To get started, contact a maritime attorney.
- Chandris, Inc. v. Latsis (1995): Antonios Latsis was employed by Chandris, Inc. as a salaried superintendent engineer. He was responsible for maintaining and updating the electronic and communications equipment on Chandris’ fleet of vessels, which consisted of six passenger cruise ships. He lost substantial vision in one eye after a condition that he developed while, on one of those voyages, it went untreated by the ship’s physician. He sued Chandris for damages for his eye under the Jones Act, which provides negligence for “any seaman” injured “in the course of his employment.”
At trial, Chandris claimed that he had spent 72% of his working time at sea, whereas his immediate supervisor testified that the appropriate figure was closer to 10%. The district court decided this case on the premises that a person is considered a seaman if he/she is permanently aboard or contributes to the mission of the ship. The Second Curcuit Court vacated this judgement on the issue of the definition of a seaman. The plaintiff eventually brought the case to the U.S. Supreme Court, where it received certiorari.

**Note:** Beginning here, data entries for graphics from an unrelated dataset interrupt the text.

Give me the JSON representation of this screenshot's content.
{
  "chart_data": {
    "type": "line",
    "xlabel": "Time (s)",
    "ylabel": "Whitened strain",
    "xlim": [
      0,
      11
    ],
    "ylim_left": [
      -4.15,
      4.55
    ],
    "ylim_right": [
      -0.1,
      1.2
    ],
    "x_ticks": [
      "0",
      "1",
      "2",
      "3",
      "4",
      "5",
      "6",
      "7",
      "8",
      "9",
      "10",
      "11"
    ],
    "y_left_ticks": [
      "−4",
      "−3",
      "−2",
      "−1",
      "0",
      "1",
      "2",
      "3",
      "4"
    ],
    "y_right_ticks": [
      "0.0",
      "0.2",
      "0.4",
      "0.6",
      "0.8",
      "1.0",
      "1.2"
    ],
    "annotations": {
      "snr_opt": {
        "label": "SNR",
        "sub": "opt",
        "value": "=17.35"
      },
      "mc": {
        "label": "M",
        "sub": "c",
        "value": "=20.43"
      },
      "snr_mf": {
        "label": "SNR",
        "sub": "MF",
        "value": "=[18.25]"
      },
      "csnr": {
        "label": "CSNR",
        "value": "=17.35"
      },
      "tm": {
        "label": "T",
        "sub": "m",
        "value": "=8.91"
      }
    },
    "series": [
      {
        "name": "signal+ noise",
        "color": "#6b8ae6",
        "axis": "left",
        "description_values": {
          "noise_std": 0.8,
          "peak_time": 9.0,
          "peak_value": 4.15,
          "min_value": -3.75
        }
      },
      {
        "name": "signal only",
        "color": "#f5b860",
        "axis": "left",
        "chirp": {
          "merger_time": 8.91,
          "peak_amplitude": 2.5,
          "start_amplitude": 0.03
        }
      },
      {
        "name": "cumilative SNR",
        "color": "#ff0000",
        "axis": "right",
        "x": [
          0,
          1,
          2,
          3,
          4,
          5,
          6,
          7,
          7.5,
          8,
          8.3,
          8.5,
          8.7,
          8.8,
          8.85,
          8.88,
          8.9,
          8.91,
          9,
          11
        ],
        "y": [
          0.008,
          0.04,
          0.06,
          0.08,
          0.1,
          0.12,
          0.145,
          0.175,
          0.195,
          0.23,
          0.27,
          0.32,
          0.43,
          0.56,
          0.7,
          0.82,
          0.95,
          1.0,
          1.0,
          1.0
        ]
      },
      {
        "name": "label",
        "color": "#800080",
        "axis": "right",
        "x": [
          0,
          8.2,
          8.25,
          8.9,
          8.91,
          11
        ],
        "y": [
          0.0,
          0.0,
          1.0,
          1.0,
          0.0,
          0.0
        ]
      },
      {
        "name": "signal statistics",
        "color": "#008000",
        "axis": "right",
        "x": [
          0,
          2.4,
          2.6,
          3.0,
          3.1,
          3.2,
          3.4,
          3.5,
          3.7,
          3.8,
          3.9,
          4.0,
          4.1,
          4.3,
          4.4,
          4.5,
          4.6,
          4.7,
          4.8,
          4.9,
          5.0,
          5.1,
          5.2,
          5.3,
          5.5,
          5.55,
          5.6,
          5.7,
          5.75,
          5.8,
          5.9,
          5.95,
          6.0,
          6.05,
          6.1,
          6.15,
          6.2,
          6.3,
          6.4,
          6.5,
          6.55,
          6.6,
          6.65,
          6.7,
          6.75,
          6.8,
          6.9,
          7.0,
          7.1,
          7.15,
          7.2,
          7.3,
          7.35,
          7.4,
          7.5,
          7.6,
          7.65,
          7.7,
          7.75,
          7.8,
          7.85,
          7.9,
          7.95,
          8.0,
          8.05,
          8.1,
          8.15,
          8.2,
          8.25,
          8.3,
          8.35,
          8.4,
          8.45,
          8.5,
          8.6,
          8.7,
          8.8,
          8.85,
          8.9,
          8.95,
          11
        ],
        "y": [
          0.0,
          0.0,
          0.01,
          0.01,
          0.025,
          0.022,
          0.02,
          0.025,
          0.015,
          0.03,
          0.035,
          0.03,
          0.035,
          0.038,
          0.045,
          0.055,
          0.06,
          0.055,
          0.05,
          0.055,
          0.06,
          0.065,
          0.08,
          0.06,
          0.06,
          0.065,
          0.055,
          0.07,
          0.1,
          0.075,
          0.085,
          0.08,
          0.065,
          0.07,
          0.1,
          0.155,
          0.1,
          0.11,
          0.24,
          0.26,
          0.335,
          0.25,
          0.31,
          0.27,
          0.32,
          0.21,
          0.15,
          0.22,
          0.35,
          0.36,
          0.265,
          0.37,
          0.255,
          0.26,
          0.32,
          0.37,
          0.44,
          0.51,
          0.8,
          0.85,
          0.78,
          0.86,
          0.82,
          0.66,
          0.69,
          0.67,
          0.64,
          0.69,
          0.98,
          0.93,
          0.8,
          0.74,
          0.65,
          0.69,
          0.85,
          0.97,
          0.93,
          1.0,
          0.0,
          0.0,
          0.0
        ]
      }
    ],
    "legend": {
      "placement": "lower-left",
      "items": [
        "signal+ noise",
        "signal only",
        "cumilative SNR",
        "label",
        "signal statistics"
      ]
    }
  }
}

- McDermott International v. Wilander (1991): The plaintiff, Jon Wilander, was employed by McDermott International, Inc. as a paint foreman supervising the sand-blasting and painting of fixed drilling platforms in the Persian Gulf. Though he was assigned to the M/V Gates Tide, a paint boat chartered to McDermott, at the time of his accident Wilander was not on the paint boat, but inspecting a pipe on a fixed drilling platform. When the accident happened, a plug on a pressurized pipe exploded and struck Wilander in the head. Ultimately, the jury rendered a net award of $337,500.